According to a survey by an independent research agency, SKOPOS, there are distinct differences between Americans and 'Europeans' (interesting that there must have been enough similarities between Europeans compared to Americans that they could lump Europeans together) with regard to mobile gaming.
Americans tend to play mobile games for much longer periods than their European counterparts, with 33 percent admitting to playing a single mobile game for more than twenty minutes at a time, compared with just 21 percent of Europeans.This high percentage is backed up by the fact that 45 percent of US gamers 'play to win' - returning to the same game in an effort to beat previous high scores and retain a competitive edge. Just 17 percent of Europeans admitted to playing the same game to beat high scores.
A table appeared in Business Week (Sep 6th 2004) showing the pay gap between men and women in different European countries working full time, with results which were counter to what one might expect. The gap was measured in hourly pay of women aged 16-64 in full time employment compared to men:
EU average = 16%
Britain = 21%
Germany = 21%
Sweden = 18%
Norway = 17%
France = 13%
Italy = 6%
You would have expected the Nordic/North Europeans to be more equal than the macho Mediterraneans. When I first saw the chart I said to my husband half- jokingly (we were probably watching Queer Eye for the Straight Guy or something) that maybe the better dressed the men (ie the more men paid as much attention to their clothes and styling in the workplace as women), the less the pay gap. He said it could equally be 'the more Catholic' or 'the better the food and wine'.
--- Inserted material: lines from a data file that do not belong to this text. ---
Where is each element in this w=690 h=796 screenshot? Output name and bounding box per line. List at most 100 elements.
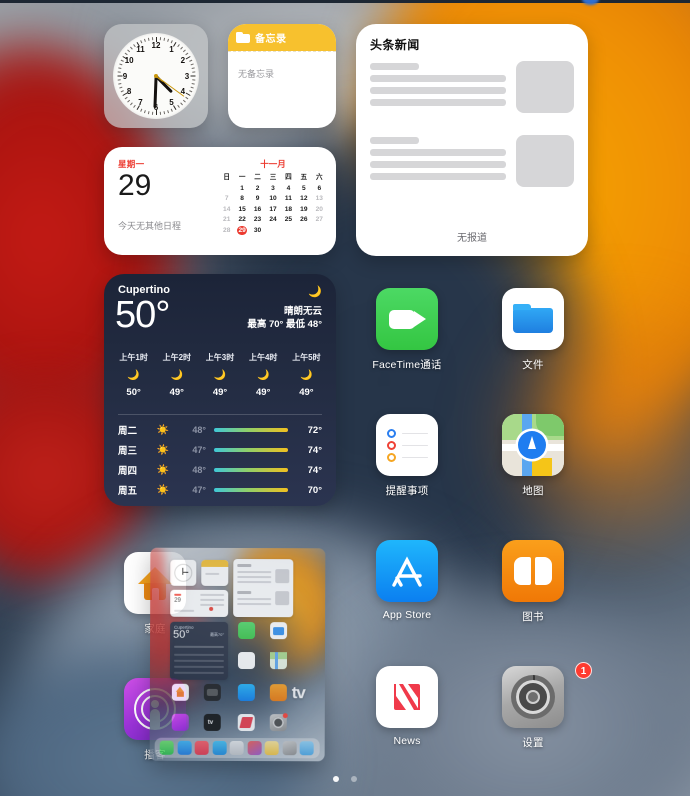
facetime-icon[interactable] xyxy=(376,288,438,350)
clock-tick xyxy=(189,60,192,62)
calendar-day-cell[interactable]: 12 xyxy=(296,194,311,204)
app-reminders[interactable]: 提醒事项 xyxy=(352,414,462,498)
app-news[interactable]: News xyxy=(352,666,462,747)
weather-widget[interactable]: Cupertino 50° 🌙 晴朗无云 最高 70° 最低 48° 上午1时🌙… xyxy=(104,274,336,506)
calendar-day-cell[interactable]: 29 xyxy=(234,226,249,236)
settings-icon[interactable] xyxy=(502,666,564,728)
files-icon[interactable] xyxy=(502,288,564,350)
calendar-day-cell[interactable]: 9 xyxy=(250,194,265,204)
appstore-icon[interactable] xyxy=(376,540,438,602)
calendar-day-cell[interactable]: 23 xyxy=(250,215,265,225)
app-label: 提醒事项 xyxy=(352,483,462,498)
app-appstore[interactable]: App Store xyxy=(352,540,462,621)
calendar-day-cell[interactable]: 18 xyxy=(281,205,296,215)
weather-day-name: 周四 xyxy=(118,463,150,477)
clock-tick xyxy=(189,90,192,92)
calendar-day-cell[interactable]: 17 xyxy=(265,205,280,215)
app-label: FaceTime通话 xyxy=(352,357,462,372)
page-dots[interactable] xyxy=(0,776,690,782)
weather-hour-temp: 49° xyxy=(198,387,241,398)
app-label: 地图 xyxy=(478,483,588,498)
sun-icon: ☀️ xyxy=(150,425,176,436)
calendar-day-cell[interactable]: 25 xyxy=(281,215,296,225)
clock-widget[interactable]: 121234567891011 xyxy=(104,24,208,128)
weather-hour-label: 上午5时 xyxy=(285,352,328,363)
weather-day-low: 48° xyxy=(176,465,206,475)
news-widget[interactable]: 头条新闻 无报道 xyxy=(356,24,588,256)
calendar-dow-header: 五 xyxy=(296,173,311,183)
mini-news-widget xyxy=(233,559,293,617)
clock-numeral: 3 xyxy=(181,72,193,81)
mini-weather-widget: Cupertino 50° 最高70° xyxy=(170,622,228,680)
calendar-day-cell[interactable]: 26 xyxy=(296,215,311,225)
calendar-day-cell[interactable]: 28 xyxy=(219,226,234,236)
calendar-day-cell[interactable]: 16 xyxy=(250,205,265,215)
calendar-day-cell[interactable]: 24 xyxy=(265,215,280,225)
calendar-day-cell[interactable]: 19 xyxy=(296,205,311,215)
page-dot[interactable] xyxy=(333,776,339,782)
news-app-icon[interactable] xyxy=(376,666,438,728)
books-icon[interactable] xyxy=(502,540,564,602)
news-skeleton-lines xyxy=(370,61,506,113)
calendar-day-cell[interactable]: 5 xyxy=(296,184,311,194)
calendar-day-cell[interactable]: 15 xyxy=(234,205,249,215)
calendar-day-cell[interactable]: 4 xyxy=(281,184,296,194)
weather-hour-cell: 上午3时🌙49° xyxy=(198,352,241,398)
clock-tick xyxy=(192,83,195,85)
calendar-day-cell[interactable]: 2 xyxy=(250,184,265,194)
calendar-day-cell[interactable]: 11 xyxy=(281,194,296,204)
mini-notes-widget xyxy=(201,560,228,586)
calendar-day-cell[interactable]: 27 xyxy=(312,215,327,225)
clock-numeral: 8 xyxy=(123,87,135,96)
clock-numeral: 11 xyxy=(135,45,147,54)
page-dot[interactable] xyxy=(351,776,357,782)
app-facetime[interactable]: FaceTime通话 xyxy=(352,288,462,372)
app-settings[interactable]: 1 设置 xyxy=(478,666,588,750)
clock-tick xyxy=(185,97,188,100)
calendar-day-cell[interactable]: 20 xyxy=(312,205,327,215)
clock-numeral: 10 xyxy=(123,56,135,65)
drag-preview[interactable]: 29 Cupertino 50° 最高70° xyxy=(150,548,326,762)
weather-day-low: 47° xyxy=(176,485,206,495)
clock-numeral: 9 xyxy=(119,72,131,81)
clock-tick xyxy=(180,102,183,105)
clock-tick xyxy=(171,40,173,43)
app-maps[interactable]: 地图 xyxy=(478,414,588,498)
mini-clock-widget xyxy=(170,560,196,586)
app-books[interactable]: 图书 xyxy=(478,540,588,624)
notes-header: 备忘录 xyxy=(228,24,336,51)
calendar-day-cell[interactable]: 6 xyxy=(312,184,327,194)
weather-hour-label: 上午1时 xyxy=(112,352,155,363)
app-files[interactable]: 文件 xyxy=(478,288,588,372)
calendar-day-cell[interactable]: 14 xyxy=(219,205,234,215)
maps-icon[interactable] xyxy=(502,414,564,476)
clock-tick xyxy=(119,87,122,89)
clock-tick xyxy=(118,83,121,85)
notes-widget[interactable]: 备忘录 无备忘录 xyxy=(228,24,336,128)
clock-tick xyxy=(130,47,133,50)
mini-dock xyxy=(155,738,320,759)
app-label: 文件 xyxy=(478,357,588,372)
calendar-day-cell[interactable]: 3 xyxy=(265,184,280,194)
calendar-dow-header: 一 xyxy=(234,173,249,183)
weather-temp-range-bar xyxy=(214,468,288,472)
calendar-month-view: 十一月 日一二三四五六 1234567891011121314151617181… xyxy=(219,158,327,235)
clock-tick xyxy=(140,109,142,112)
news-widget-title: 头条新闻 xyxy=(356,24,588,53)
calendar-day-cell[interactable]: 7 xyxy=(219,194,234,204)
calendar-day-cell[interactable]: 30 xyxy=(250,226,265,236)
weather-day-name: 周二 xyxy=(118,423,150,437)
calendar-day-cell[interactable]: 8 xyxy=(234,194,249,204)
weather-temp-range-bar xyxy=(214,448,288,452)
calendar-day-cell[interactable]: 21 xyxy=(219,215,234,225)
calendar-day-cell xyxy=(312,226,327,236)
calendar-day-cell[interactable]: 13 xyxy=(312,194,327,204)
calendar-day-cell[interactable]: 10 xyxy=(265,194,280,204)
reminders-icon[interactable] xyxy=(376,414,438,476)
calendar-widget[interactable]: 星期一 29 今天无其他日程 十一月 日一二三四五六 1234567891011… xyxy=(104,147,336,255)
calendar-day-cell[interactable]: 22 xyxy=(234,215,249,225)
mini-app-icon xyxy=(238,714,255,731)
weather-day-high: 72° xyxy=(296,425,322,436)
calendar-day-cell[interactable]: 1 xyxy=(234,184,249,194)
clock-tick xyxy=(192,67,195,69)
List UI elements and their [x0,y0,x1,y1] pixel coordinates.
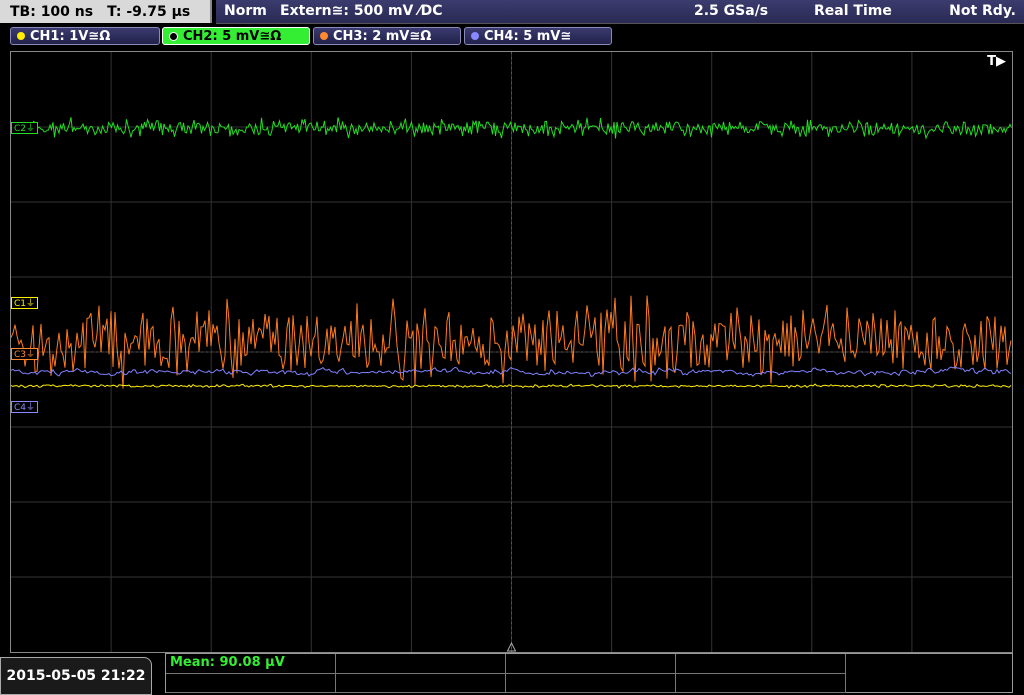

Seriously though, maybe there is something about the acceptability of 'feminine' traits (interest in clothes, wine, food - Catholicism a more feminine religion than Protestantism? {discuss in no more than 2 pages of A4}) at work in some countries, versus the assumption in other countries that women are somehow too distracted by such frivolities to be doing their job properly like the dull, focused men around them.
An article on August 3rd in the Financial Time's Creative Business supplement (subscription required), entitled 'Closing the Culture Gap', says that Samsung Electronic's European design centre's Masterpiece project, of four mobile handsets to replicate European concepts of high status premium products, failed to win over top management, because there is a less well developed market for premium products in Korea "and nowhere near the same sense that a phone can become integral to an individual's self-image and self-esteem."
As the person saying this is Harry Choi, who manages the European centre and who is presumably Korean, I hesitate to disagree, but it seems to me that Koreans also have a sense that their phone is integral to their self-image and self-esteem, but have a different aesthetic and design sense of what a phone that complements their self image should look like.
Take the jewel-encrusted Samsung T500, which was clearly designed to fit the desired self-image of a certain type of woman, but probably not a Western European woman. (It seems to feature mostly on Russian mobile phone sites now...). Apparently the British designers at the Samsung Electronic European design centre came up with a model for women modelled in a cool, heavy ceramic material - no doubt very minimalist and chic to a Western European eye, but possibly looking rather dull to Korean eyes. Another model was cased in wood, titanium and silver plate, to appeal to Jaguar car owners.
Having gone so far as to set up a European design centre in order to understand cultural differences, it does seem odd that 70% of their designs never reach the consumer. Failure of nerve by top management? Or is this the norm for design centres? Or were their designs not very good or not deemed commercially viable?